LeMoyne Normal Institute was a school for African Americans in Memphis, Tennessee. Alumni include Bert M. Roddy. It was a predecessor to LeMoyne-Owen College.

LeMoyne Normal and Commercial School was founded in 1862 when the American Missionary Association (AMA) sent Lucinda Humphrey to open an elementary school at Camp Shiloh (Tennessee) for free blacks and escaped slaves. This was one of more than ten schools founded by the AMA, an integrated organization led by black and white Congregational, Methodist and Presbyterian ministers. In 1909 it was located at 240 South Orleans.
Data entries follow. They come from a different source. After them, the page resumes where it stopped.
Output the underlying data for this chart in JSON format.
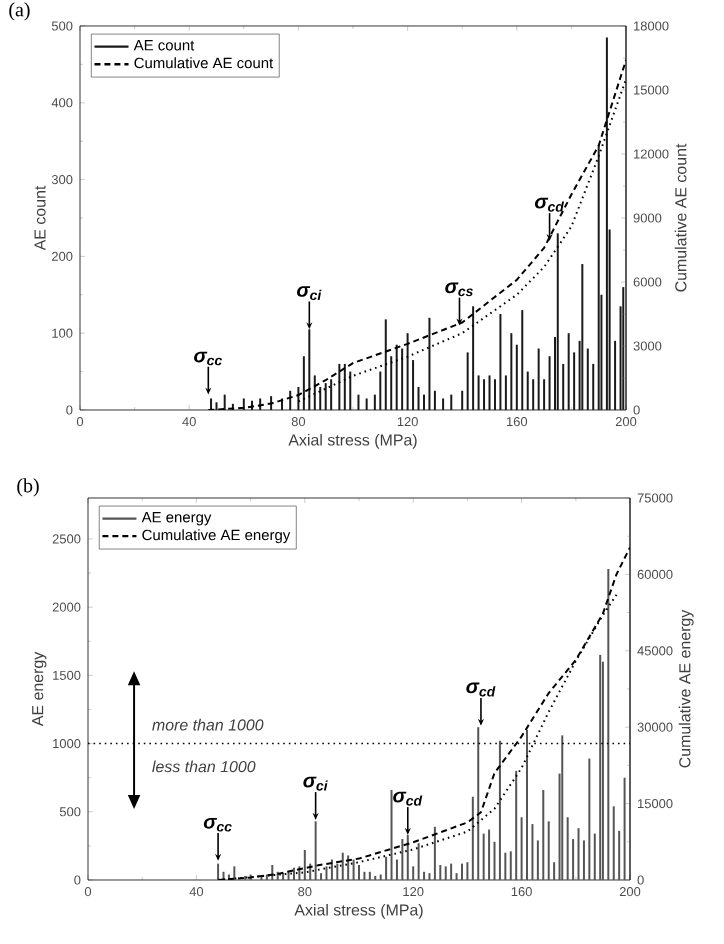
{
  "chart_data": [
    {
      "type": "bar",
      "xlabel": "Axial stress (MPa)",
      "ylabel": "AE count",
      "y2label": "Cumulative AE count",
      "legend": "top left",
      "xlim": [
        0,
        200
      ],
      "xticks": [
        0,
        40,
        80,
        120,
        160,
        200
      ],
      "ylim": [
        0,
        500
      ],
      "yticks": [
        0,
        100,
        200,
        300,
        400,
        500
      ],
      "y2lim": [
        0,
        18000
      ],
      "y2ticks": [
        0,
        3000,
        6000,
        9000,
        12000,
        15000,
        18000
      ],
      "series": [
        {
          "name": "AE count",
          "type": "bar",
          "color": "#1a1a1a",
          "x": [
            48,
            50,
            53,
            56,
            60,
            63,
            66,
            70,
            74,
            77,
            80,
            82,
            84,
            86,
            88,
            90,
            92,
            95,
            97,
            99,
            102,
            105,
            108,
            110,
            112,
            114,
            116,
            118,
            120,
            122,
            124,
            126,
            128,
            130,
            133,
            136,
            140,
            142,
            144,
            146,
            148,
            150,
            152,
            154,
            156,
            158,
            160,
            162,
            164,
            166,
            168,
            170,
            172,
            174,
            175,
            177,
            179,
            181,
            183,
            184,
            186,
            188,
            190,
            191,
            193,
            194,
            196,
            198,
            199
          ],
          "values": [
            15,
            10,
            20,
            8,
            15,
            12,
            15,
            18,
            15,
            25,
            30,
            70,
            105,
            45,
            30,
            35,
            40,
            60,
            60,
            50,
            20,
            15,
            20,
            50,
            118,
            70,
            85,
            80,
            100,
            65,
            30,
            20,
            120,
            25,
            15,
            20,
            25,
            75,
            135,
            45,
            40,
            45,
            40,
            125,
            45,
            100,
            85,
            130,
            50,
            40,
            80,
            40,
            70,
            95,
            230,
            60,
            100,
            75,
            90,
            190,
            80,
            60,
            345,
            150,
            485,
            235,
            90,
            135,
            160
          ]
        },
        {
          "name": "Cumulative AE count",
          "type": "line",
          "axis": "y2",
          "line_style": "dashed",
          "color": "#000000",
          "x": [
            47,
            60,
            70,
            80,
            90,
            100,
            120,
            140,
            160,
            170,
            180,
            190,
            200
          ],
          "values": [
            0,
            100,
            300,
            700,
            1400,
            2200,
            3100,
            4100,
            6100,
            7600,
            10100,
            12400,
            16400
          ]
        },
        {
          "type": "line",
          "axis": "y2",
          "line_style": "dotted",
          "color": "#000000",
          "x": [
            80,
            100,
            120,
            140,
            160,
            170,
            180,
            190,
            200
          ],
          "values": [
            400,
            1600,
            2500,
            3600,
            5400,
            6700,
            8600,
            11900,
            15500
          ]
        }
      ],
      "annotations": [
        "(a)",
        {
          "text": "σ$_{cc}$",
          "x": 47,
          "y": 20
        },
        {
          "text": "σ$_{ci}$",
          "x": 84,
          "y": 105
        },
        {
          "text": "σ$_{cs}$",
          "x": 139,
          "y": 110
        },
        {
          "text": "σ$_{cd}$",
          "x": 172,
          "y": 220
        }
      ]
    },
    {
      "type": "bar",
      "xlabel": "Axial stress (MPa)",
      "ylabel": "AE energy",
      "y2label": "Cumulative AE energy",
      "legend": "top left",
      "xlim": [
        0,
        200
      ],
      "xticks": [
        0,
        40,
        80,
        120,
        160,
        200
      ],
      "ylim": [
        0,
        2800
      ],
      "yticks": [
        0,
        500,
        1000,
        1500,
        2000,
        2500
      ],
      "y2lim": [
        0,
        75000
      ],
      "y2ticks": [
        0,
        15000,
        30000,
        45000,
        60000,
        75000
      ],
      "series": [
        {
          "name": "AE energy",
          "type": "bar",
          "color": "#555555",
          "x": [
            48,
            50,
            52,
            54,
            56,
            58,
            60,
            62,
            64,
            66,
            68,
            70,
            72,
            74,
            76,
            78,
            80,
            82,
            84,
            86,
            88,
            90,
            92,
            94,
            96,
            98,
            100,
            102,
            104,
            106,
            108,
            110,
            112,
            114,
            116,
            118,
            120,
            122,
            124,
            126,
            128,
            130,
            132,
            134,
            136,
            138,
            140,
            142,
            144,
            146,
            148,
            150,
            152,
            154,
            156,
            158,
            160,
            162,
            164,
            166,
            168,
            170,
            172,
            174,
            175,
            177,
            179,
            181,
            183,
            185,
            187,
            189,
            190,
            192,
            194,
            196,
            198
          ],
          "values": [
            120,
            60,
            40,
            100,
            null,
            30,
            40,
            null,
            30,
            40,
            110,
            60,
            50,
            60,
            90,
            100,
            220,
            120,
            430,
            50,
            100,
            150,
            120,
            200,
            180,
            150,
            110,
            60,
            60,
            30,
            40,
            170,
            660,
            150,
            300,
            330,
            100,
            270,
            60,
            50,
            390,
            110,
            100,
            120,
            50,
            120,
            130,
            610,
            1120,
            340,
            370,
            280,
            1020,
            200,
            210,
            800,
            460,
            1100,
            410,
            290,
            660,
            430,
            130,
            780,
            1060,
            460,
            300,
            380,
            290,
            890,
            340,
            1650,
            1600,
            2280,
            540,
            360,
            750
          ]
        },
        {
          "name": "Cumulative AE energy",
          "type": "line",
          "axis": "y2",
          "line_style": "dashed",
          "color": "#000000",
          "x": [
            48,
            60,
            70,
            85,
            100,
            120,
            140,
            145,
            150,
            160,
            170,
            180,
            190,
            195,
            200
          ],
          "values": [
            0,
            500,
            1200,
            2900,
            4200,
            7400,
            11300,
            13300,
            21000,
            28200,
            36700,
            43200,
            52300,
            60000,
            65300
          ]
        },
        {
          "type": "line",
          "axis": "y2",
          "line_style": "dotted",
          "color": "#000000",
          "x": [
            48,
            80,
            100,
            120,
            140,
            150,
            160,
            170,
            180,
            190,
            195
          ],
          "values": [
            0,
            1500,
            3500,
            6000,
            9500,
            14000,
            22000,
            33000,
            43000,
            52000,
            56000
          ]
        }
      ],
      "ref_lines": [
        {
          "axis": "y",
          "value": 1000,
          "line_style": "dotted",
          "color": "#000000"
        }
      ],
      "annotations": [
        "(b)",
        "more than 1000",
        "less than 1000",
        {
          "text": "σ$_{cc}$",
          "x": 48,
          "y": 140
        },
        {
          "text": "σ$_{ci}$",
          "x": 84,
          "y": 440
        },
        {
          "text": "σ$_{cd}$",
          "x": 118,
          "y": 330
        },
        {
          "text": "σ$_{cd}$",
          "x": 145,
          "y": 1130
        }
      ]
    }
  ]
}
The school was established soon after the occupation of Memphis by Federal troops during the Civil War. The soldiers were based at Camp Shiloh to the south of the city limits. First known as Lincoln Chapel, the school was relocated into Memphis proper in 1863. In 1866 it was destroyed during the 1866 riots by white residents of Memphis that broke out following the withdrawal of federal troops. The school was rebuilt and reopened in 1867 with 150 students and six teachers.

In 1870, Francis Julius LeMoyne (1798-1879), a Washington, Pennsylvania doctor, donated $20,000 to the American Missionary Association to build an elementary and secondary school for prospective teachers. LeMoyne, who was a notable abolitionist, traveled from his Pennsylvania home to visit the new school. He donated a clock for the school's tower.

Following a yellow fever epidemic in 1873 that hit Memphis and the school hard, its third principal, Andrew J. Steele, oversaw three decades of growth and development.

In 1895 the minister at the institute was Reverend George V. Clark, of Atlanta, GA. He was a graduate of Atlanta University and Howard University. Professor Andrew J. Steel, of Whitewater, WI was serving as principal.

In 1914 the school moved from Orleans Street to its present site on Walker Avenue. Steele Hall, the first building on the new campus, was erected that same year. LeMoyne became a junior college in 1924. After developing a four-year curriculum, it became a four-year college in 1930.